Le destin de Crab n’est pas plausible, il se bouche les oreilles avec deux frelons, son biographe a entrepris un travail de cinq années avant de découvrir “ que Crab était mort le jour de sa naissance ” (page 36). Crab et Chevillard s'acharnent légèrement à déconstruire tout pour donner à voir l'amer vertige du néant qui nous pend au nez à tous. Sous couvert de drôlerie, appert le filigrane du désarroi. Par pudeur, I'auteur affecte de ne rien mettre dans ses livres, il y réussit au point qu'on a pu croire qu'ils manquaient de chair alors qu'ils disent le dérisoire héroïque d'une même souffrance. Tout doit disparaître. C'est un travail de chien de dire ce rien qui reste quand tout n’aura jamais existé : “ Finalement, Crab en arrive à se demander s'il a jamais vécu. Ses cicatrices ne lui rappellent rien. Ni son nombril. Il réfute l'un après l'autre ses souvenirs, comme n’étant pas de lui, et il le prouve en effet, avec la hargne des experts qui contestent l'authenticité des tableaux de Léonard (...), ces experts seront bientôt obligés d'admettre que Léonard de Vinci n’a jamais peint, et même, poursuivant leur courageuse entreprise de démystification, qu'il n’a jamais existé, que son père et son grand-père sont des personnages fictifs, tous ses aïeux, que Vinci est une ville imaginaire, l’Italie un pays de légende, la Terre une planète improbable, et c'est seulement alors, dans les limbes de l'Univers anéanti, que Crab trouve enfin le sommeil ” (page 38).

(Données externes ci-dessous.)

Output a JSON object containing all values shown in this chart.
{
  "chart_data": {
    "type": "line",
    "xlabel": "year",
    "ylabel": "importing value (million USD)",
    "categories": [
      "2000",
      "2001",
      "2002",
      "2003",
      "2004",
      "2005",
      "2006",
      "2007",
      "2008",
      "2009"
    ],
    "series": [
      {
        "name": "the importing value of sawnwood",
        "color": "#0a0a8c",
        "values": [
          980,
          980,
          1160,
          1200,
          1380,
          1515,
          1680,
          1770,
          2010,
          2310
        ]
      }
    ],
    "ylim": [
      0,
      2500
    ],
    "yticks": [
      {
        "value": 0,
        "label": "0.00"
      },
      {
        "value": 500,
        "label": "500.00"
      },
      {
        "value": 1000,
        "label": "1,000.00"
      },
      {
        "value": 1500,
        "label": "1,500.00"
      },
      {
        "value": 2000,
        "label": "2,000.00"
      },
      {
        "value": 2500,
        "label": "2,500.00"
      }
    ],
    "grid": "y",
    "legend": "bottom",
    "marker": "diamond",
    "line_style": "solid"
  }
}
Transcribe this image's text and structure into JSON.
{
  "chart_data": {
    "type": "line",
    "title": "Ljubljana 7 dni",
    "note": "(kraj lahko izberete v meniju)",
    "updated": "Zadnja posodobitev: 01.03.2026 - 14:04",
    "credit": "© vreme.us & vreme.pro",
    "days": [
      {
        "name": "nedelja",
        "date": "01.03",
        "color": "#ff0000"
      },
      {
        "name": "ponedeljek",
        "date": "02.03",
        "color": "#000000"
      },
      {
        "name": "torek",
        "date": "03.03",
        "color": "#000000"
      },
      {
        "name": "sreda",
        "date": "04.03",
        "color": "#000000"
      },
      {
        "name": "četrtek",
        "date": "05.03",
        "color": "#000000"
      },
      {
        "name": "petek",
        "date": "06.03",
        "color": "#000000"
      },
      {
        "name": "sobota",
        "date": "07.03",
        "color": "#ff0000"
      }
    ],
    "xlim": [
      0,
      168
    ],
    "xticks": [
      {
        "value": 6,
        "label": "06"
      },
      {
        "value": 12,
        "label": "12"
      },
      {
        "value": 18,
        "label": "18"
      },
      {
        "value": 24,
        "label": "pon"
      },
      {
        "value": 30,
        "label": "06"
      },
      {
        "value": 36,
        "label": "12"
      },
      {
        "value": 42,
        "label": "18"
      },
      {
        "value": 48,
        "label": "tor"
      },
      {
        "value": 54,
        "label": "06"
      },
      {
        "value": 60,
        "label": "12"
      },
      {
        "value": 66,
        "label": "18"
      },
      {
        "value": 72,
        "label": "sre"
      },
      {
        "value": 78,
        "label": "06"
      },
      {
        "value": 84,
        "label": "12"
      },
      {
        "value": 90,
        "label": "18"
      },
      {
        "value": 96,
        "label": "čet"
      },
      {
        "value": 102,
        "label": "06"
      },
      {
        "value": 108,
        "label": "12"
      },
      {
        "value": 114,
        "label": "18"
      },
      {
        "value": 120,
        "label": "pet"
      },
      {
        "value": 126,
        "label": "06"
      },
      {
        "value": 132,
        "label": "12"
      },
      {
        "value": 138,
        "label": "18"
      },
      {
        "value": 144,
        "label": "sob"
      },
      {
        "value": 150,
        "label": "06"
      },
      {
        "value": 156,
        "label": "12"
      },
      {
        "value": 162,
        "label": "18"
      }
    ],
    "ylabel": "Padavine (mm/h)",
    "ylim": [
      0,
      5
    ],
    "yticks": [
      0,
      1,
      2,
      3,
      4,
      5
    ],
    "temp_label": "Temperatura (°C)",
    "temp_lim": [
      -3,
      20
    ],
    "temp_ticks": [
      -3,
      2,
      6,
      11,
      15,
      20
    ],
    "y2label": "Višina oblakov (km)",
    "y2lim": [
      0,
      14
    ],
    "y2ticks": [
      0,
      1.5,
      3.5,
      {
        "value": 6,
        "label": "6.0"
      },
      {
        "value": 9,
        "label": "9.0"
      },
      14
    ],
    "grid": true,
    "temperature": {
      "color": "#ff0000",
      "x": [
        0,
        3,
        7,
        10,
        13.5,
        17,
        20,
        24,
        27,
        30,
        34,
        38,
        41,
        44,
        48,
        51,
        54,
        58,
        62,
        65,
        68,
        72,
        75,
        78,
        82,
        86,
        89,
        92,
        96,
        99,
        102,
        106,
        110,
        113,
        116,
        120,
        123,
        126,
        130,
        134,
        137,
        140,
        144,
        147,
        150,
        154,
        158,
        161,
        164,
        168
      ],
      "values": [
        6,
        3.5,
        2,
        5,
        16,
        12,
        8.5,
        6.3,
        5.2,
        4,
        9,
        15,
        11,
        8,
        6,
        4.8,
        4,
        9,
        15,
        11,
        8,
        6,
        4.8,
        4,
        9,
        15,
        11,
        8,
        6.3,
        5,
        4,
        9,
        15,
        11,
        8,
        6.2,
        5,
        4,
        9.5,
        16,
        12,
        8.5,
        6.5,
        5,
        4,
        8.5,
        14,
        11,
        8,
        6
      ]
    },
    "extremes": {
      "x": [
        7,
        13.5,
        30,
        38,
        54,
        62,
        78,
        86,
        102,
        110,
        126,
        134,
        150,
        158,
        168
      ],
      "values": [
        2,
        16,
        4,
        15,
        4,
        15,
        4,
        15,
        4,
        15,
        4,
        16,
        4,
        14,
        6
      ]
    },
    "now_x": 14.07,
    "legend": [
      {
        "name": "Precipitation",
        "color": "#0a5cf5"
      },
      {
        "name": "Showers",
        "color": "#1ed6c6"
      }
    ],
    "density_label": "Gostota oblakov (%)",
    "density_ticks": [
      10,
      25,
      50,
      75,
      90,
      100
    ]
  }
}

C'est ainsi que pour en savoir plus sur Éric Chevillard, le plus simple est d'interroger Crab en personne. Nous lui avons demandé un rendez-vous. “ Crab feuilleta son agenda et répondit que non, hélas, à son grand regret, il ne pourrait être de la fête, ayant justement prévu ce soir-là de rester tout seul chez lui à s'emmerder comme un rat mort ” (page 54).